When I started college, I was fortunate enough to attend an elite private institution, and it never occurred to me that food insecurity was an issue. However, when I began my position as a Service Ambassador that fall, I was confused by my assigned place of service—a food pantry right on campus. Who was it meant to serve?

The answer fundamentally changed how I thought about food insecurity. Each shift revealed students silently struggling: the freshman carefully calculating whether to buy textbooks or groceries, the international student whose meal plan didn’t cover breaks, the graduate student making $20 last two weeks for food. These weren’t isolated cases but part of a national crisis hiding in plain sight.

As someone who has been in the highly privileged position of never experiencing food insecurity myself, I had made an assumption. I knew it was a severe and pervasive issue just outside our classrooms, on the streets of New York, but I had failed to understand that it was also an issue among my peers.

A groundbreaking 2018 study from Temple University, which surveyed 66 colleges, found that 36% of students face food insecurity (Dewey, 2018). At elite private universities like mine, the problem remains particularly invisible—students often feel too ashamed to seek help at institutions where privilege is assumed. The systemic roots of this issue run deep. The National Center for Education Statistics reports that tuition and housing costs have risen 50% nationally in just 20 years, while financial aid packages frequently fail to account for basic living expenses (Dewey, 2018).

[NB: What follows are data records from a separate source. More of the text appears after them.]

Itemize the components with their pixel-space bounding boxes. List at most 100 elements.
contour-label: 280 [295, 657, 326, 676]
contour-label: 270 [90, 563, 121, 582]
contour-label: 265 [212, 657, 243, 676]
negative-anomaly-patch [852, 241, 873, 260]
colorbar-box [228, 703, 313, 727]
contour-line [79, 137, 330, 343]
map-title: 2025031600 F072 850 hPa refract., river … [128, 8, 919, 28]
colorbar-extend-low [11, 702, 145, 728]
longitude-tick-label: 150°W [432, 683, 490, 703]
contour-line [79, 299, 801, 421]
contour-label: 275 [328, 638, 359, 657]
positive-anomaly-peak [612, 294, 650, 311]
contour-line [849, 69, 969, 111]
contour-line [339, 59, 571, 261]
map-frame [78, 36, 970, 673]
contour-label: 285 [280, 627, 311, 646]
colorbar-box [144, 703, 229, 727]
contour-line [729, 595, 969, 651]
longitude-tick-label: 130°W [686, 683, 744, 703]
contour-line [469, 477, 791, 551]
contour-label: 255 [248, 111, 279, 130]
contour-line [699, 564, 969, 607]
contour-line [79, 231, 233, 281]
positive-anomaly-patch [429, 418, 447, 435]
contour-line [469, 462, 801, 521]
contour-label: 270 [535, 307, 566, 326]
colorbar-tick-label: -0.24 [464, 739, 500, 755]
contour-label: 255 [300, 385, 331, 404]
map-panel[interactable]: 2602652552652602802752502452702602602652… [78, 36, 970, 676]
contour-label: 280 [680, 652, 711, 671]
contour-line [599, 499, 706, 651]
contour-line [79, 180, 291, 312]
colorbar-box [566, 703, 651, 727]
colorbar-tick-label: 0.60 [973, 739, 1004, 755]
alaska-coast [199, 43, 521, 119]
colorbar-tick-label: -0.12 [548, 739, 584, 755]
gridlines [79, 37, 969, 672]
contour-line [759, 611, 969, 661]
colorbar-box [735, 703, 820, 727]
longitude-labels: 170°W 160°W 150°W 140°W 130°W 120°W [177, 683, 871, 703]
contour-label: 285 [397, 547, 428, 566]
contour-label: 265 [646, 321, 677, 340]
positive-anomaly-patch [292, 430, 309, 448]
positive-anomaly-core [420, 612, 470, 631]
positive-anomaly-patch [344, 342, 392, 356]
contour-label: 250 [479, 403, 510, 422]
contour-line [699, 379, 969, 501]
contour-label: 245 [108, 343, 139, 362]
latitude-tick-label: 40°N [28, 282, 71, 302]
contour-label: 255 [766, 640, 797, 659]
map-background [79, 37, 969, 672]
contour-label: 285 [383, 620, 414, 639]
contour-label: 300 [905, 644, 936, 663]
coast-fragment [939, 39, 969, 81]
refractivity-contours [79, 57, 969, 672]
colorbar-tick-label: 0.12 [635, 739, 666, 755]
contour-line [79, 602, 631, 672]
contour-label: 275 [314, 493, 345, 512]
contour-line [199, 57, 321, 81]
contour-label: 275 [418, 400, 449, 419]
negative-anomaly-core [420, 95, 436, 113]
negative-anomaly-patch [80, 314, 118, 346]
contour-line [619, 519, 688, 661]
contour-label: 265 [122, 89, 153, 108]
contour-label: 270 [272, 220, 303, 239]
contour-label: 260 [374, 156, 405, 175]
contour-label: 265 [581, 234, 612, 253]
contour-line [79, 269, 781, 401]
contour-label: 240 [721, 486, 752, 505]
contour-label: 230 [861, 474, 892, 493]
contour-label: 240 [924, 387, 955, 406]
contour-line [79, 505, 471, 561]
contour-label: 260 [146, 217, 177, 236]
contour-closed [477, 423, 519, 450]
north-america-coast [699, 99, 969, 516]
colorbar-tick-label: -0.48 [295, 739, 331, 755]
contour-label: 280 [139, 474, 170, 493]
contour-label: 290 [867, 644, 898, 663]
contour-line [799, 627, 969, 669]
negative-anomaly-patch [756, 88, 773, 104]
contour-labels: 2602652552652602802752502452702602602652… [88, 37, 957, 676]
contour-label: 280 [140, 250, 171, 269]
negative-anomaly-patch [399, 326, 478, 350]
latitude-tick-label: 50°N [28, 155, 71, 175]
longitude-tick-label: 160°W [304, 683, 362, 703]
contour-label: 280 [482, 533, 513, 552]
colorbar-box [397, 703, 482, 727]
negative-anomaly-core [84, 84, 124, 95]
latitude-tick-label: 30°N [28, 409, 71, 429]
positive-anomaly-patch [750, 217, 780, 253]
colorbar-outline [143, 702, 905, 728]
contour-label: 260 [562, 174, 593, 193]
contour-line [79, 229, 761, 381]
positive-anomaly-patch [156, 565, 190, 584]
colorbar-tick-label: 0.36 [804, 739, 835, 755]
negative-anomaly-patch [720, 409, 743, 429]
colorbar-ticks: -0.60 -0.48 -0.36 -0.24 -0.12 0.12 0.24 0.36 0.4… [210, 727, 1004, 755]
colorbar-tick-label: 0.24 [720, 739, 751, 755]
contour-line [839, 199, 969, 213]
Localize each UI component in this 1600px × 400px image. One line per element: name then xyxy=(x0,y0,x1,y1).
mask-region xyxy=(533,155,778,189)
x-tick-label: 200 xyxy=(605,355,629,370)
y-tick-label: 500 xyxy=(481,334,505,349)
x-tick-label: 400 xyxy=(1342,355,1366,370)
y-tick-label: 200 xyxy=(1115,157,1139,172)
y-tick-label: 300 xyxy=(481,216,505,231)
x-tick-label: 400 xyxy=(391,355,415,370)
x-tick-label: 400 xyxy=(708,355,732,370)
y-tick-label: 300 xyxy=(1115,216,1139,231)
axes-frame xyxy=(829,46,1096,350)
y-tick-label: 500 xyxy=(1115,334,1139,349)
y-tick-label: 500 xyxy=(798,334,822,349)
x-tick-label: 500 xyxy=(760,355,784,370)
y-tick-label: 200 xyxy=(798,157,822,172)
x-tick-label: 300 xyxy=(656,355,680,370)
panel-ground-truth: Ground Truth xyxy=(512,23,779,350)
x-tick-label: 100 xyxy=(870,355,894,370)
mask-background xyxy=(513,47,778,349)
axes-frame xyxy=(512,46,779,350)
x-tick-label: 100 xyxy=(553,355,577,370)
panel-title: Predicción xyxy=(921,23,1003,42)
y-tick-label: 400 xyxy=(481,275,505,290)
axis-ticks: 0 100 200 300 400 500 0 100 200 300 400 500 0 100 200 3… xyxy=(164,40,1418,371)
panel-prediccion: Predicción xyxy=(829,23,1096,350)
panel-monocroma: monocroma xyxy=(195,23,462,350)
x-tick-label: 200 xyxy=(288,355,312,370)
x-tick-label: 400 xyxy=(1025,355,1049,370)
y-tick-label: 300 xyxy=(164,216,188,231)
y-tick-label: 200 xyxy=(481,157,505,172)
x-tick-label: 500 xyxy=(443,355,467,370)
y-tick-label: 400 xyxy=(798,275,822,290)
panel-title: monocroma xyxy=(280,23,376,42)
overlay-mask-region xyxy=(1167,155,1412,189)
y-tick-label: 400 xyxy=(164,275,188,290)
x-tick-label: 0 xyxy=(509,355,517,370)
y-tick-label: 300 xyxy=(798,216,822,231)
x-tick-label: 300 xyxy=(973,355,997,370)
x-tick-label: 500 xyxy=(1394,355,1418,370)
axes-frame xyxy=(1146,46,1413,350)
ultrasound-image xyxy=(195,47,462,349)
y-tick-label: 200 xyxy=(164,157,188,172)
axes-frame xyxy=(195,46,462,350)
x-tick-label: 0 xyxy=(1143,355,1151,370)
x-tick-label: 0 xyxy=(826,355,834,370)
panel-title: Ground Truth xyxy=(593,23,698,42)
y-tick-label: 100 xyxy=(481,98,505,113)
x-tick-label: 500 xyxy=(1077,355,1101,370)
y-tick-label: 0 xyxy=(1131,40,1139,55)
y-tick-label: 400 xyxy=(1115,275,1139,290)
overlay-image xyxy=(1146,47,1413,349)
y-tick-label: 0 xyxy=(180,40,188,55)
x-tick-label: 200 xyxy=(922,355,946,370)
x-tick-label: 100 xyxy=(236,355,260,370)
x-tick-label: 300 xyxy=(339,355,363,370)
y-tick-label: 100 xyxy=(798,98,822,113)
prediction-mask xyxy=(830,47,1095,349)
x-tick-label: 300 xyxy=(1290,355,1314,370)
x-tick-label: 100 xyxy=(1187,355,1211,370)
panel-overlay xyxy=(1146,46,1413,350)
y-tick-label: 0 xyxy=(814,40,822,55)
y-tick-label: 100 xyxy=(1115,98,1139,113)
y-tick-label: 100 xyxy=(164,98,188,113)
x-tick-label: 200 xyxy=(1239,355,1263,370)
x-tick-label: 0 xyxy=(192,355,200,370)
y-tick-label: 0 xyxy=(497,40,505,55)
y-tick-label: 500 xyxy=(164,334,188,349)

Universities must stop treating food security as charity and start treating it as fundamental to education—integrating pantries into student centers as visibly as libraries and health clinics, screening for need during orientation, and reforming financial aid to reflect the actual costs of living. As a student at an institution with a billion-dollar endowment, we must hold our schools accountable; no student should choose between sustaining themselves and learning.

References:

Dewey, Caitlin. “The Hidden Crisis on College Campuses: 36 Percent of Students Don’t Have Enough to Eat.” Washington Post, 3 Apr. 2018, www.washingtonpost.com/news/wonk/wp/2018/04/03/the-hidden-crisis-on-college-campuses-36-percent-of-students-dont-have-enough-to-eat/. Accessed 27 Mar. 2025.